Он смотрел на меня круглыми бусинками-глазами с вывернутыми веками, и я, вдруг похолодев от напряжения и тоски, молча кивнул: расскажите.
Старик снова вздохнул и, растягивая слова, заговорил:
- Тебе сейчас, сынок, хорошо, солнечно, ты не думай, что тебе плохо. Что раны твои болят - так это ведь и не боль вовсе. Пройдет время, заживут на теле рубцы, не так уж много тебе терпеть осталось. А настоящая боль Начнется, когда ты отсюда выйдешь, - душевная боль, и никакими лекарствами ее не залечишь. Пока мать жива, так-сяк еще будет, мать - она и утешит, и приласкает, и поплачет вместе - все легче. А призовет ее господь, и разверзнется перед тобой мир жестокий, неправедный, и не будет тебе в нем места. Потому что люди бога забыли, не имеют ни страха перед всевышним, ни сострадания. Были у тебя дружки-приятели - забудь про них, какой от тебя, убогого, им теперь прок? Какая корысть? А люди не любят немощных, ой, не любят! И будут они шпынять тебя, не кулаками, так словами, - в самое сердце, и изойдет оно кровушкой по капельке малой от горькой обиды. Заплыла без бога людская совесть салом, один закон в мире властвует, сатанинский закон: рви, хватай, топчи всех, кто под ноги попал! Живи, пока жив, ни рая нет, ни ада нет, одно только это… круговерчение природы. Не будет у тебя ни дома, ни жены, ни детей: дому хозяин нужен, бабе - мужик справный, учепистый, детям - такой отец, чтоб на ноги их поставил. А кого ты на ноги поставишь, когда тебе самому подпорки нужны? И возненавидишь ты все живое на, земле, всех, кто вырвал свой кусок и жрет его, отгородившись локтями, кого не скрутила в бараний рог судьба, как тебя. И ненависть эта убьет твою душу. Один пройдешь ты свой путь, мучаясь и завидуя чужому счастью, ибо сказано во священном писании: "Но человек рождается на страдание, как искры, чтоб устремляться вверх".
41
|
- Сашка, ты меня любишь?
- Люблю. Я тебя очень люблю, Лидок, очень-очень.

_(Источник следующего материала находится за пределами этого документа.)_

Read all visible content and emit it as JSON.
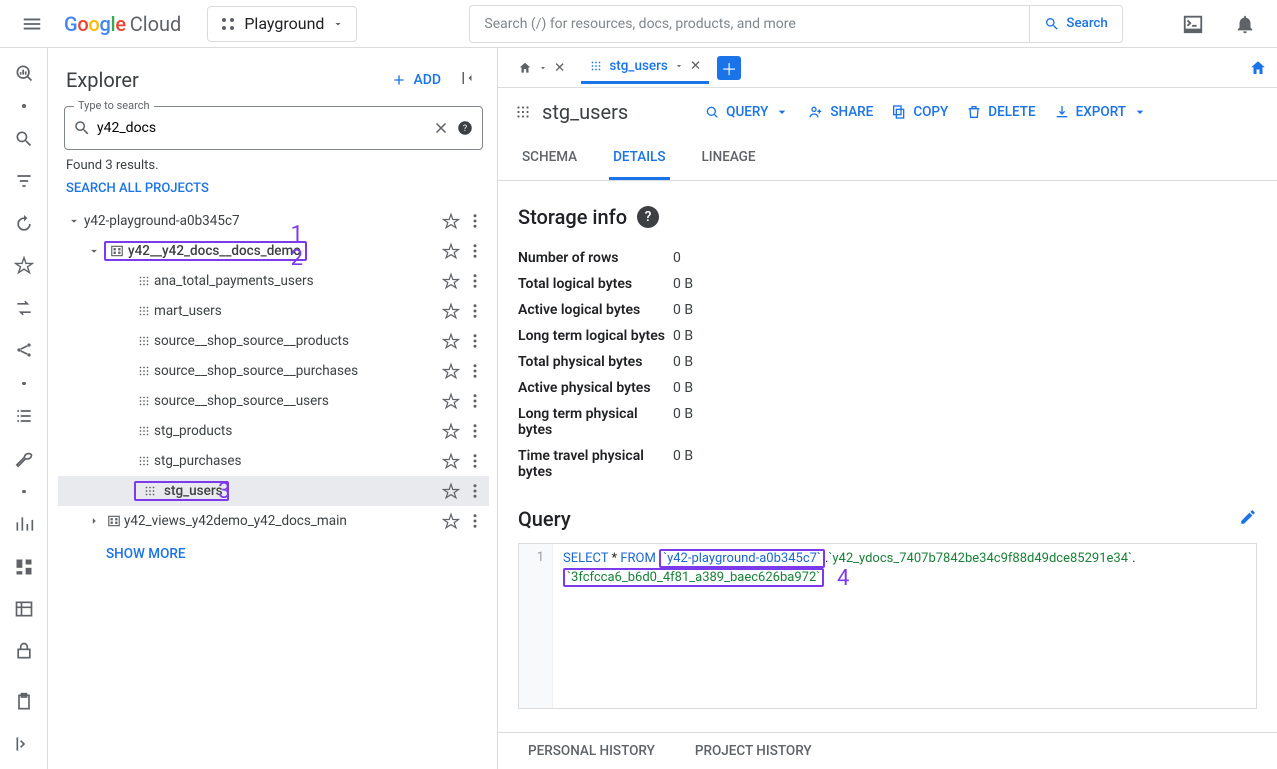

- Сашка, еще… Слышишь?! Я так долго ждала от тебя этих слов!
- Я люблю тебя, жизнь моя, счастье мое… (передо мной оживают красные искусанные губы Щербакова), зорька моя лазоревая, ласточка моя легкокрылая…
- Сашка, откуда ты знаешь такие слова: "зорька лазоревая", "ласточка легкокрылая"?… Из сказок, да?
- Да, из сказок. Я и не такие еще слова знаю. Спи… Она обнимает меня и тянется ко мне припухшими, как
у ребенка, губами, и столько счастья в ее глазах, что его хватило бы на целый мир!
Ах ты, сукин сын, комаринский мужик, что ж ты мне говорил!..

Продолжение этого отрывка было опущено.